In fact, the two concepts are inextricably intertwined. The processes involved in the construction of any interpretation– all the decisions made about which stories to tell, about what and whom, and from whose perspective – are judgements about historical significance. The decisions made tell us what matters to the historians and –and to the artists (novelists, filmmakers, etc.) – who construct those stories. In this sense, historical significance is not a second-order concept in its own right; it is a ‘meta-concept’ sitting above almost every choice made in the pursuit of history. There is, therefore ‘no reason to worry about whether “this is an interpretations enquiry” or “this is a significance enquiry”. It can easily be both.’ 1

The working title thus became ‘Significance and Interpretations’ – until our cover designer intervened! He was struck by the critical principle that historical significance is never a fixed, permanent property of an historical event. It is a reflection of the judgement made by others (the subsequent storytellers), who ascribe significance through their own decisions. His ambition to represent that key idea ultimately moved significance to the fore. The visual metaphor that he chose – the power of the labelling process itself in determining significance – is simple but effective. It might perhaps help in overcoming a common source of confusion for history teachers.
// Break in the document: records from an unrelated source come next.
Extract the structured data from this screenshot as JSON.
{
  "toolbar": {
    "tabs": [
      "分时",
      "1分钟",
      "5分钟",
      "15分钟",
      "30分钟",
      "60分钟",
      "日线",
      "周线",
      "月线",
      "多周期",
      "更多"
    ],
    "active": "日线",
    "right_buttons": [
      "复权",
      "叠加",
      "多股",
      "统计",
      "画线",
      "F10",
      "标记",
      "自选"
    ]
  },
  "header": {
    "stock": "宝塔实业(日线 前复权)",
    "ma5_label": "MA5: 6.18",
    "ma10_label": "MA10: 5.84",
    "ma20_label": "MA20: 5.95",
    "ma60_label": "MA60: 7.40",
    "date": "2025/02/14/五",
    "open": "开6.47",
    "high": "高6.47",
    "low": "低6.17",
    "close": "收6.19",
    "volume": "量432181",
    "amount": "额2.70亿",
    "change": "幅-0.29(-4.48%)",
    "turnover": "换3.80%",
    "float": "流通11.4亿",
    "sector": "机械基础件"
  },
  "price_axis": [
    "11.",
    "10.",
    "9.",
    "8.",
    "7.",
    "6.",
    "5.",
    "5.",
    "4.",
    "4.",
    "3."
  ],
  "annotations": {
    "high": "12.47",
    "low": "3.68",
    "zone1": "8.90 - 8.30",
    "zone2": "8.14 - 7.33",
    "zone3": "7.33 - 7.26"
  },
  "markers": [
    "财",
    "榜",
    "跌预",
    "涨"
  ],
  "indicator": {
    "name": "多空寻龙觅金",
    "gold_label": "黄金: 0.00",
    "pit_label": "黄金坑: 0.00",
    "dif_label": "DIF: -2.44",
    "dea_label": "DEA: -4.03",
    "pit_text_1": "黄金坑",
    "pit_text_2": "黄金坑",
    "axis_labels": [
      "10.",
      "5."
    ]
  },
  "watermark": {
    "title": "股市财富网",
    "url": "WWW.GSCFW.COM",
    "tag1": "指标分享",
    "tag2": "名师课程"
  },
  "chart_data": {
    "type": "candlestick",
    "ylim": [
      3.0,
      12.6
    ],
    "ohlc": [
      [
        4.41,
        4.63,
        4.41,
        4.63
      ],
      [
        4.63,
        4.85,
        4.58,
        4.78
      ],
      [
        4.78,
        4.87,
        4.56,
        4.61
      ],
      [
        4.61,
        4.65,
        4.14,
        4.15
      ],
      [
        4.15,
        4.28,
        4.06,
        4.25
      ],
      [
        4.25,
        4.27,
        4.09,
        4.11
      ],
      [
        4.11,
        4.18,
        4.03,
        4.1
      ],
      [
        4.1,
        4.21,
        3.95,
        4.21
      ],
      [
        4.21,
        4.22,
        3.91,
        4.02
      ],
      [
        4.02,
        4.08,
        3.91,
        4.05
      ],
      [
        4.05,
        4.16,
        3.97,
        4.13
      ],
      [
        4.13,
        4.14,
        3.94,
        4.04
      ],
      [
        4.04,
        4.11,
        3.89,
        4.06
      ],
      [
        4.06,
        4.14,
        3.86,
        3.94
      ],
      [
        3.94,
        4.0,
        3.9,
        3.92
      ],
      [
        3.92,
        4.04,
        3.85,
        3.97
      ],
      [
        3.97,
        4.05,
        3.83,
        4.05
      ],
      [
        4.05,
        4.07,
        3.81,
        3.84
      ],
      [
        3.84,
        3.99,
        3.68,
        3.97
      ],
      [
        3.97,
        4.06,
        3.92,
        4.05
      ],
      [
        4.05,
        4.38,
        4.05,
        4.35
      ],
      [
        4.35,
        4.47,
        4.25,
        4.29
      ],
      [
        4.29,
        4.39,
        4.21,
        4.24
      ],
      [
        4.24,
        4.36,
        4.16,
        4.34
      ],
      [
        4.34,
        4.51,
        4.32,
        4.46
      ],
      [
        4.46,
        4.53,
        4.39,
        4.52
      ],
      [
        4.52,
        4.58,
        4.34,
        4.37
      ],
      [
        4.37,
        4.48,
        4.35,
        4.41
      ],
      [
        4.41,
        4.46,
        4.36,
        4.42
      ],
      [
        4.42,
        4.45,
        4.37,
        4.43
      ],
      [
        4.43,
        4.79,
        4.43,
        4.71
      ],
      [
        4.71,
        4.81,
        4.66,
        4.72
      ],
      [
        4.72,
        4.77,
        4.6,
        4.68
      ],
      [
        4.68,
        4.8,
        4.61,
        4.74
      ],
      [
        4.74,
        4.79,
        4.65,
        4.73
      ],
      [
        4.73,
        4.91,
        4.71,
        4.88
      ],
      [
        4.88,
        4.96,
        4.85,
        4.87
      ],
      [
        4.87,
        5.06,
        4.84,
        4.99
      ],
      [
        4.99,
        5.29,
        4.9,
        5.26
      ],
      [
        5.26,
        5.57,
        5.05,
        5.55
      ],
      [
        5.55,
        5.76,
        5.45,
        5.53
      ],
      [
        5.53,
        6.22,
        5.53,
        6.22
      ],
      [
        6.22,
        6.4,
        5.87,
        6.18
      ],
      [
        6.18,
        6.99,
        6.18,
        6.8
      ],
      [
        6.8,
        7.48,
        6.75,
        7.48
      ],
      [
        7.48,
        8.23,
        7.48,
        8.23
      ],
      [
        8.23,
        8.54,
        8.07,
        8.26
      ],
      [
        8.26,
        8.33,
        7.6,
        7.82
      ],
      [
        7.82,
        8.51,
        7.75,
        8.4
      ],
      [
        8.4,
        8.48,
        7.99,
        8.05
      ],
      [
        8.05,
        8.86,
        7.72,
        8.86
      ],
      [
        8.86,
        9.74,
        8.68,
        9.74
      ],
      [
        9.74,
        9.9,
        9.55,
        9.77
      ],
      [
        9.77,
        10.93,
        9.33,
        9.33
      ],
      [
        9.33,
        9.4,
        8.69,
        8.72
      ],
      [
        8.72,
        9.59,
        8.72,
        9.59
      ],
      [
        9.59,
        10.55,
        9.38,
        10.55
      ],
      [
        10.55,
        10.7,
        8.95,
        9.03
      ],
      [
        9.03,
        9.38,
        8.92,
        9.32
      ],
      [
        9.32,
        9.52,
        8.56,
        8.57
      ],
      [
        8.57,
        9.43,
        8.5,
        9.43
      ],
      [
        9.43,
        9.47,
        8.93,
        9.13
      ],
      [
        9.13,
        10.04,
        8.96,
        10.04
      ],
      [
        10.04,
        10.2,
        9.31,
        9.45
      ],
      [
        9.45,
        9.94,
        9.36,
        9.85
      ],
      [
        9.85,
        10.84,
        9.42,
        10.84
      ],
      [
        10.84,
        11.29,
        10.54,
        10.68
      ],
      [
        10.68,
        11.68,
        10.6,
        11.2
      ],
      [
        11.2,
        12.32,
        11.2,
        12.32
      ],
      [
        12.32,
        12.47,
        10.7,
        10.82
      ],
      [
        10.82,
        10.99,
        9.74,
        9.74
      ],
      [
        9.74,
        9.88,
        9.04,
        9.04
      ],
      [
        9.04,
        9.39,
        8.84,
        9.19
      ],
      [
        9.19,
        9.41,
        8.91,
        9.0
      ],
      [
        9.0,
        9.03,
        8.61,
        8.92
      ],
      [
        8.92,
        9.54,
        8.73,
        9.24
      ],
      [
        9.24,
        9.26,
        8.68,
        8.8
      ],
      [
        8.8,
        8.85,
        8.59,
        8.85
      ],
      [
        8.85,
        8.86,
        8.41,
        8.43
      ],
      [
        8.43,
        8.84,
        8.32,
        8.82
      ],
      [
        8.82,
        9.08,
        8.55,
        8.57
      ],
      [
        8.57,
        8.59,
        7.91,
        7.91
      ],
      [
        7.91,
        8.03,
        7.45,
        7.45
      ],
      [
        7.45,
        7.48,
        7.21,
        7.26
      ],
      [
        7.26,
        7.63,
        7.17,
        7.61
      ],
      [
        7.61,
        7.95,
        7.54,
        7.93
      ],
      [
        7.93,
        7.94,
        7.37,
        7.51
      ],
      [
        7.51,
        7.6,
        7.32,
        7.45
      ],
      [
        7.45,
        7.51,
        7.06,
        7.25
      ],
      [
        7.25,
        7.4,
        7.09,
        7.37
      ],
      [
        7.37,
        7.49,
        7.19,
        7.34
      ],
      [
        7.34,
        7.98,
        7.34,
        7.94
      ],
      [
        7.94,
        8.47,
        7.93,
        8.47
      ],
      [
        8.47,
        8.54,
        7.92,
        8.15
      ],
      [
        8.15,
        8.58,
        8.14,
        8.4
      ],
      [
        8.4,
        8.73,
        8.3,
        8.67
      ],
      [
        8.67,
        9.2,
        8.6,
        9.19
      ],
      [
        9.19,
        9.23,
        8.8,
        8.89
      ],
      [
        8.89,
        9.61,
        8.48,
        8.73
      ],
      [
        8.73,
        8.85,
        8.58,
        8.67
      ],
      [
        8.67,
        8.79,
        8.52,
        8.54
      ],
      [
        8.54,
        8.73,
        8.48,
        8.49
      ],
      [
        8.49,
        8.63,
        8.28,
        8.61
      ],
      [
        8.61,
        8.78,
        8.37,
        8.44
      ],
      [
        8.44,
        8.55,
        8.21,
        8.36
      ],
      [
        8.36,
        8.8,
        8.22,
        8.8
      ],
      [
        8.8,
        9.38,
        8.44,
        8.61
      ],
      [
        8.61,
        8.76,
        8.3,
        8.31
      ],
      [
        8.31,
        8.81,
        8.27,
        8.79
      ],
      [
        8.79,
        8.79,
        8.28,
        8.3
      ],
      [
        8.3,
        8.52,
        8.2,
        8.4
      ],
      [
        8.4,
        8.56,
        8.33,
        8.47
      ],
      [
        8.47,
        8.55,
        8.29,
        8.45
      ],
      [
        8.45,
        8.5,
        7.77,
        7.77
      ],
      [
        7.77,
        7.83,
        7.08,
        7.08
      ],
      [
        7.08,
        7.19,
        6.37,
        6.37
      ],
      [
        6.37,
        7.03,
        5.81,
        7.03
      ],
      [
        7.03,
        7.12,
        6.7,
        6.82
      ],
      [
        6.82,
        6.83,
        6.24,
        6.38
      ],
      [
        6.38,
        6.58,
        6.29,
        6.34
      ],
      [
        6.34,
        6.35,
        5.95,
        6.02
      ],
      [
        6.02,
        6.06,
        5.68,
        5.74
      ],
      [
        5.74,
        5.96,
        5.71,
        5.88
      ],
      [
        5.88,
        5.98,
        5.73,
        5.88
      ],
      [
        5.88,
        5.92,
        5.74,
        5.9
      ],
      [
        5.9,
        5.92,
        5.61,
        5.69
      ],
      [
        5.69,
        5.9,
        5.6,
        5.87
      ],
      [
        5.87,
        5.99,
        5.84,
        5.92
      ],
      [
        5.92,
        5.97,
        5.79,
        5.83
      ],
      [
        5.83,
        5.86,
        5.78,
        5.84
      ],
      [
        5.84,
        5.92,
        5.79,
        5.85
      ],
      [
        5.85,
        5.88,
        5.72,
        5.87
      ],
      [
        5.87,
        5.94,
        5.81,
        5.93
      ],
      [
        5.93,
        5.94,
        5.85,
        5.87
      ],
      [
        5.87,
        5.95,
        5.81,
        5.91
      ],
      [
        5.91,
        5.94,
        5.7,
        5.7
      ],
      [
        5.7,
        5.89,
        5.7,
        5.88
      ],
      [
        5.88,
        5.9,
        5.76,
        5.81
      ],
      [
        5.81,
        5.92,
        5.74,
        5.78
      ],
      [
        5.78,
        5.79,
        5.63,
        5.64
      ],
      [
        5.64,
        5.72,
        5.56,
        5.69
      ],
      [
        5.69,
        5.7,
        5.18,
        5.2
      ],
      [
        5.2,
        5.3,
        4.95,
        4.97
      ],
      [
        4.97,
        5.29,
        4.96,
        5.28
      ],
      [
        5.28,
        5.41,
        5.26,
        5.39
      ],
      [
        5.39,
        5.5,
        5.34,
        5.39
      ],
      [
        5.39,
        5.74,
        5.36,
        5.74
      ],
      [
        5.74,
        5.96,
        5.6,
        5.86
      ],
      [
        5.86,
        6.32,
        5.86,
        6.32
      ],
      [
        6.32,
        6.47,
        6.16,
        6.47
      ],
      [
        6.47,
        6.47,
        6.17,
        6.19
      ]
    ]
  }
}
Paula Worth offers similar help in tackling common problems. Readers will value her honesty in sharing her own early difficulties in teaching about historical significance, before going on to describe the imaginative metaphors that she developed, along with other productive ways forward. But her suggestions come with a warning not to repeat her attempted short-cuts – seizing on good ideas without fully understanding the specific teaching purposes for which they were created. Jane Card also offers several practical suggestions, rooted in painstaking research into visual interpretations of past events (specifically the Norman Conquest and Spanish Armada). She demonstrates how images can convey compelling messages about the significance of particular events; memorable ‘little stories’ often shape interpretations of the larger story of which they form a part. The article suggests several ways in which teachers might alert students to the enduring power of popular interpretations encoded in visual formats.

The power of the visual to convey enduring messages and judgements of significance is also fundamental both to Gemma Hargraves’s Cunning Plan and to the article by Jen Turner and Arthur Chapman, examining the decisions made in the process of historical narration. Inspired by two graphic novels about the Peterloo Massacre, Turner and Chapman devised a Year 8 enquiry, examining three kinds of decision related to storytelling: questions of perspective, of focus, and of scene and summary. In each case, students were encouraged to consider both the positive decisions about what should be included and from whose perspective and the negative implications in terms of what was left out.

Andrew Slater wanted to show students that judgements of significance are also central to teachers’ decisions about what to include within – and exclude from – the school history curriculum. By presenting the curriculum as a product of deliberate decision-making, Slater encouraged Year 7 to begin thinking critically about the criteria on which such decisions are based. By deliberately selecting an unfamiliar past society – the Khmer Empire – and a limited number of criteria, he enabled his students to explore how judgements might be made, first about that particular topic and then about other topics, as alternative contenders for inclusion in the curriculum.

Rachel Foster explains her choice of the story of Saint Foy, as a means of illuminating for Year 7 all the most significant developments of the early medieval church. Her account offers rich insight into the wide-ranging criteria that actually inform a history department’s curricular decisions. Foster too admits past weaknesses in her planning – a tendency to shy away from telling the big outline stories that are needed to balance depth with overview. Her solution came from new approaches to biographical history: telling the story, not of an individual, but of a family or an object over time. Foster’s choice of Foy’s reliquary statue demonstrates how much can be revealed by a single, well-chosen story.

While Slater encouraged Year 7 to recognise that their teachers’ decisions could be subject to critique, Peter Turner prompted his A-level class to question the particular interpretation that he was presenting to them. In deliberately staging an argument with a colleague (about the reasons for the Reds’ victory in the Russian Civil War) his intention was not merely to illustrate how different interpretations can be legitimately constructed but to make students aware of the shared community of enquiry within which all historians operate.

References

1. Historical Association (2020) ‘What’s the wisdom on…historical significance?’, in Teaching History 181, Handling Sources Edition, p. 54.